February 25, 2021
Initial unemployment claims for the week of February 20 declined by 111 thousand to 739thousand after having fallen 7 thousand in the previous week. After reaching a peak of 6,867 thousand at the end of March initial claims had been steadily declining. However, it appears that in mid-December the rapid spread of corona virus cases caused some states and cities to respond by enhancing restrictions and that is slowing the rate of improvement in the labor market.
The number of people receiving unemployment benefits fell 101 thousand in the week ending February 13 to 4,419 thousand after having declined 38 thousand in the previous week. While these are weekly data and can bounce around from week to week, the slower rate of decline in recent weeks suggests that the virus is slowing the rate of improvement in the labor market.. Prior to the recession roughly 1,725 thousand people were receiving benefits.
Given the drop in the number of people receiving unemployment benefits the insured unemployment rate fell 0.1% in the most recent week to 3.1% after having been unchanged in the previous week. Before the shutdown started it was steady at 1.2% so it is still high. This series reached a peak of 17.1% in the week of May 9. It had been declining quickly but its rate of declined has slowed in recent weeks.

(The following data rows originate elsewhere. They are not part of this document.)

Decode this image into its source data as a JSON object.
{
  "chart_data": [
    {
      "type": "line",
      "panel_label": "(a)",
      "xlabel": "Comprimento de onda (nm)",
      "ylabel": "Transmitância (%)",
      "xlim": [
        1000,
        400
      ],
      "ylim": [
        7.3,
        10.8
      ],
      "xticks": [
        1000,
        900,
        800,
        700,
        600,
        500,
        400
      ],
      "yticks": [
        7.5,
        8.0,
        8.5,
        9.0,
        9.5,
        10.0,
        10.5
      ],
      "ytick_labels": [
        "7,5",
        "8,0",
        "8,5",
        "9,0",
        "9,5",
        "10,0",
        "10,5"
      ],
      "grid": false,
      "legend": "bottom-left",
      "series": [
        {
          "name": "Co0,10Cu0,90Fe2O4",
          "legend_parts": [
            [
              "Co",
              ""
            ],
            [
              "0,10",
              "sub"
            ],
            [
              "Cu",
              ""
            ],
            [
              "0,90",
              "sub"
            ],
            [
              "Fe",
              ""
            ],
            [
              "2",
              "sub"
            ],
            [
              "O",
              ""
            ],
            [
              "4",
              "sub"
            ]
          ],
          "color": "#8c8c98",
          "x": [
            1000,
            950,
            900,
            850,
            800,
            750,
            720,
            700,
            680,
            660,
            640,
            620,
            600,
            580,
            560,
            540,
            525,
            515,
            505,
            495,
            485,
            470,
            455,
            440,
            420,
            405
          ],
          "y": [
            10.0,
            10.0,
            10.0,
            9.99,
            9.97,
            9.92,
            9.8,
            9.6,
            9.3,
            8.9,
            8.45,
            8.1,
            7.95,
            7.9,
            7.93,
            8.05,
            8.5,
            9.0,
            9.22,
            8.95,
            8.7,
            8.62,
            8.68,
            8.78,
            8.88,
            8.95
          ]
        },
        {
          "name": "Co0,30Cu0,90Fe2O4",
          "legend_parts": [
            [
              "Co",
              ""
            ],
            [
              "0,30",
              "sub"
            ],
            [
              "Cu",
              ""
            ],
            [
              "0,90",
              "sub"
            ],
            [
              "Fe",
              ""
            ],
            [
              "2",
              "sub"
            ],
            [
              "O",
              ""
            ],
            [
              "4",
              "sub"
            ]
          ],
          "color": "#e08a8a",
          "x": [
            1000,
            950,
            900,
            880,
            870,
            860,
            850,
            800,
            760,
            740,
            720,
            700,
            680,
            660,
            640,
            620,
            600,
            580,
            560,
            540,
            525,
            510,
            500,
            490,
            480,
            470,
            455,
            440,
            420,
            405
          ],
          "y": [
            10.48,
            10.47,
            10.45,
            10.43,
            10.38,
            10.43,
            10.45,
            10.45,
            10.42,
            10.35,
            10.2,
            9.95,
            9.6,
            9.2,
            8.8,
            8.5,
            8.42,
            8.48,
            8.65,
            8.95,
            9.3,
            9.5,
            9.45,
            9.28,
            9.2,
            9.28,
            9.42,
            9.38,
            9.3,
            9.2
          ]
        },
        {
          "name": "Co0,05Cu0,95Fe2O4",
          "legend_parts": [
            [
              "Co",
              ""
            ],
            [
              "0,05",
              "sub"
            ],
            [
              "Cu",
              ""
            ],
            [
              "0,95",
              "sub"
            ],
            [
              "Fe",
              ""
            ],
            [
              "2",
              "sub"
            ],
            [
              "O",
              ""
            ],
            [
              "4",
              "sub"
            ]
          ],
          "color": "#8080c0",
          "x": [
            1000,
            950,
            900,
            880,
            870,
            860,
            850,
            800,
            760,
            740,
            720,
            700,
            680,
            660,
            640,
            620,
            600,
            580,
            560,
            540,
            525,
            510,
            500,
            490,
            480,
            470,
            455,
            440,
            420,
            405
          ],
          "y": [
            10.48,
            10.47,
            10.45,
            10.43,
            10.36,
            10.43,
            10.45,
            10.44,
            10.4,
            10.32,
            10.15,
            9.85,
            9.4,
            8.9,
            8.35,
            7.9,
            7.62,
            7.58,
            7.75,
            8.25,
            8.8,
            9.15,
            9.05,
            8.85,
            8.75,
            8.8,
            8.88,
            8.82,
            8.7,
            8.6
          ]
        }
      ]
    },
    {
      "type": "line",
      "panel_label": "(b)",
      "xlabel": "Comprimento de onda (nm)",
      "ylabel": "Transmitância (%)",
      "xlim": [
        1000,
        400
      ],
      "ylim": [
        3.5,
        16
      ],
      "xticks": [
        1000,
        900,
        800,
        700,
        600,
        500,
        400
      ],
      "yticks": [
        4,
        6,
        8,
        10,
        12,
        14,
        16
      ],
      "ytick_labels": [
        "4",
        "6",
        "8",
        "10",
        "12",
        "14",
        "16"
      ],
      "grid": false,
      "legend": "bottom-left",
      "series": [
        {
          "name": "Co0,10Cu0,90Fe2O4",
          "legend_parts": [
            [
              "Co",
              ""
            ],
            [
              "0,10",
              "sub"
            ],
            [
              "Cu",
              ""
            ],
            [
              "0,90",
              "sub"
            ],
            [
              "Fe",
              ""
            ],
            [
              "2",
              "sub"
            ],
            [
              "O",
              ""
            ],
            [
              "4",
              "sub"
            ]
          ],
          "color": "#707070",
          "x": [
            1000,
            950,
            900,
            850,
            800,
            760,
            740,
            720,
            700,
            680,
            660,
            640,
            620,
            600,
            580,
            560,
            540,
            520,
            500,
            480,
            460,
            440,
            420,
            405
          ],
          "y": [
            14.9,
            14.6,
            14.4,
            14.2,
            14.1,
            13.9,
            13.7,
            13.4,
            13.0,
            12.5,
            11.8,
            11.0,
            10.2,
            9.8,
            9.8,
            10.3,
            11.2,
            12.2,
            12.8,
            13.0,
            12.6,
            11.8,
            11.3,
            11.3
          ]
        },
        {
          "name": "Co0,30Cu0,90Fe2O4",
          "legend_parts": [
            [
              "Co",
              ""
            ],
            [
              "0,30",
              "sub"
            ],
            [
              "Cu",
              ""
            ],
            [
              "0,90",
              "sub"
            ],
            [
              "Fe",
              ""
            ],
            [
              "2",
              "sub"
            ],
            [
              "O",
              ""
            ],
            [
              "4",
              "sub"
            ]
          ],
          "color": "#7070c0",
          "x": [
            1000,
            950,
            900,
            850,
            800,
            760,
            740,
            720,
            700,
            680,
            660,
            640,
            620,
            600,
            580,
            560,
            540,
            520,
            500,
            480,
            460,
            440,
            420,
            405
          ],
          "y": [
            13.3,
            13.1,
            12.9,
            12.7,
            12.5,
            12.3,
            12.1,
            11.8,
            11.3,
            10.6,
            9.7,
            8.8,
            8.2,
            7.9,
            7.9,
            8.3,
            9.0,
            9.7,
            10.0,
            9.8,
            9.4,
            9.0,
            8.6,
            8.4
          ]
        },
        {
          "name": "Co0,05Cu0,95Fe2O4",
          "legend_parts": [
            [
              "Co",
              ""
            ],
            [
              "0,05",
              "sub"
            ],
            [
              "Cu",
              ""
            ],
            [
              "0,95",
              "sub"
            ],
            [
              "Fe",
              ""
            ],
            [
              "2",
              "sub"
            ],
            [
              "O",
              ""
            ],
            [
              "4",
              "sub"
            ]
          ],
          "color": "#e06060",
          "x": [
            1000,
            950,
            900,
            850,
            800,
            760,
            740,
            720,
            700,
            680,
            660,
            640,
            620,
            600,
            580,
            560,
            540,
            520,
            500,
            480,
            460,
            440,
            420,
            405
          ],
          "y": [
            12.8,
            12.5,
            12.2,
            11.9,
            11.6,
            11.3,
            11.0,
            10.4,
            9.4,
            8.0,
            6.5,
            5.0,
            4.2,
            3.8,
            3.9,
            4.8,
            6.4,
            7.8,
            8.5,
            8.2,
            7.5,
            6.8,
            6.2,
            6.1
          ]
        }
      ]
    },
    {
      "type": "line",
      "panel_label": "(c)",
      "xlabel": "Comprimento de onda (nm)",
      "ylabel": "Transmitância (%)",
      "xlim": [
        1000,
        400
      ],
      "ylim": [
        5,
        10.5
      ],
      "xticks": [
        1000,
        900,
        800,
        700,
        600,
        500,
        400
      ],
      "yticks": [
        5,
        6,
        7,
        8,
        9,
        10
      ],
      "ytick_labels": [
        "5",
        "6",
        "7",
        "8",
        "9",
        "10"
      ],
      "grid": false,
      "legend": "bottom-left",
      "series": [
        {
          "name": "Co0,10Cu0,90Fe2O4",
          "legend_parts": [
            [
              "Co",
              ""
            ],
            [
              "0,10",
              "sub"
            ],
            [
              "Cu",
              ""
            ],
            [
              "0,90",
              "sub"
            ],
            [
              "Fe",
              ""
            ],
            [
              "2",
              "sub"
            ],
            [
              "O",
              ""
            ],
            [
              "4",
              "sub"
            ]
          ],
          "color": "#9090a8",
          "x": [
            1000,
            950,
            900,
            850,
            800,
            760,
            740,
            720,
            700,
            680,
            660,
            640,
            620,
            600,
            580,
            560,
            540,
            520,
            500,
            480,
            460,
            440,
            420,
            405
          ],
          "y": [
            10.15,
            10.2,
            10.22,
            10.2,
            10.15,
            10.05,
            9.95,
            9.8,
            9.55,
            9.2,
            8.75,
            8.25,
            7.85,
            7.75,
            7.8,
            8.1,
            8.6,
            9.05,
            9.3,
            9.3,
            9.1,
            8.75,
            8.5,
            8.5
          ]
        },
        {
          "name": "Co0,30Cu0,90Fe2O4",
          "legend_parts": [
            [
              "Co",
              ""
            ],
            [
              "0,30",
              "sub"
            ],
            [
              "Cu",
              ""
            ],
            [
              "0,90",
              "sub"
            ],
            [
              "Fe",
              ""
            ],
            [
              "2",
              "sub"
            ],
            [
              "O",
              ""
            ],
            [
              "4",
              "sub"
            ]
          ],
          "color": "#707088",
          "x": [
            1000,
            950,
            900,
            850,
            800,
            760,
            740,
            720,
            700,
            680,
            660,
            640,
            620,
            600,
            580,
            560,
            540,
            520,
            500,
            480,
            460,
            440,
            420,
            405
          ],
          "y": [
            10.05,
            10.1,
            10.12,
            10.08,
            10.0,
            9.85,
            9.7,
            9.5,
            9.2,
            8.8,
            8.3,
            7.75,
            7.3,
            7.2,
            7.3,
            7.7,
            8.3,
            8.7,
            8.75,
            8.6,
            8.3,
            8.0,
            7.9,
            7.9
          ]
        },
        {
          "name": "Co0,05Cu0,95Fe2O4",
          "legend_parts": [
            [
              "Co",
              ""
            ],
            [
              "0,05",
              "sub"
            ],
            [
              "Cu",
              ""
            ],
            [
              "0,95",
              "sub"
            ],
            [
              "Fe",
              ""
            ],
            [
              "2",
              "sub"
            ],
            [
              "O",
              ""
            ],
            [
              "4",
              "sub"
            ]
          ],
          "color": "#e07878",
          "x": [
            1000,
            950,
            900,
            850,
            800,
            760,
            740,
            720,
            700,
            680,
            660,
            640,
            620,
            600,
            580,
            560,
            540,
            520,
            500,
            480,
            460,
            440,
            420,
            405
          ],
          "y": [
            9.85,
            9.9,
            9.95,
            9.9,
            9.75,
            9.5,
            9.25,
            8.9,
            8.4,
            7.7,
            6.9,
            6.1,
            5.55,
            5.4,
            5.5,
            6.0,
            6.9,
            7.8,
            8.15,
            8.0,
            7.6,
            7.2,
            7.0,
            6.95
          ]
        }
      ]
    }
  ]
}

The insured unemployment rate tracks closely the unemployment rate. Given the level of the insured unemployment rate we expect the unemployment rate to decline 0.2% in February to 6.1%.
The $900 billion fiscal stimulus bill boosted retail sales by 5.3% in January. Another fiscal stimulus bill of $1.7 trillion is working its way through Congress. The vaccines are being distributed and the pace of distribution is accelerating. And the rate of spread of the virus is showing signs of slowing rapidly. As a result, we expect GDP growth of 8.2% in the first quarter and 7.5% GDP growth for 2021.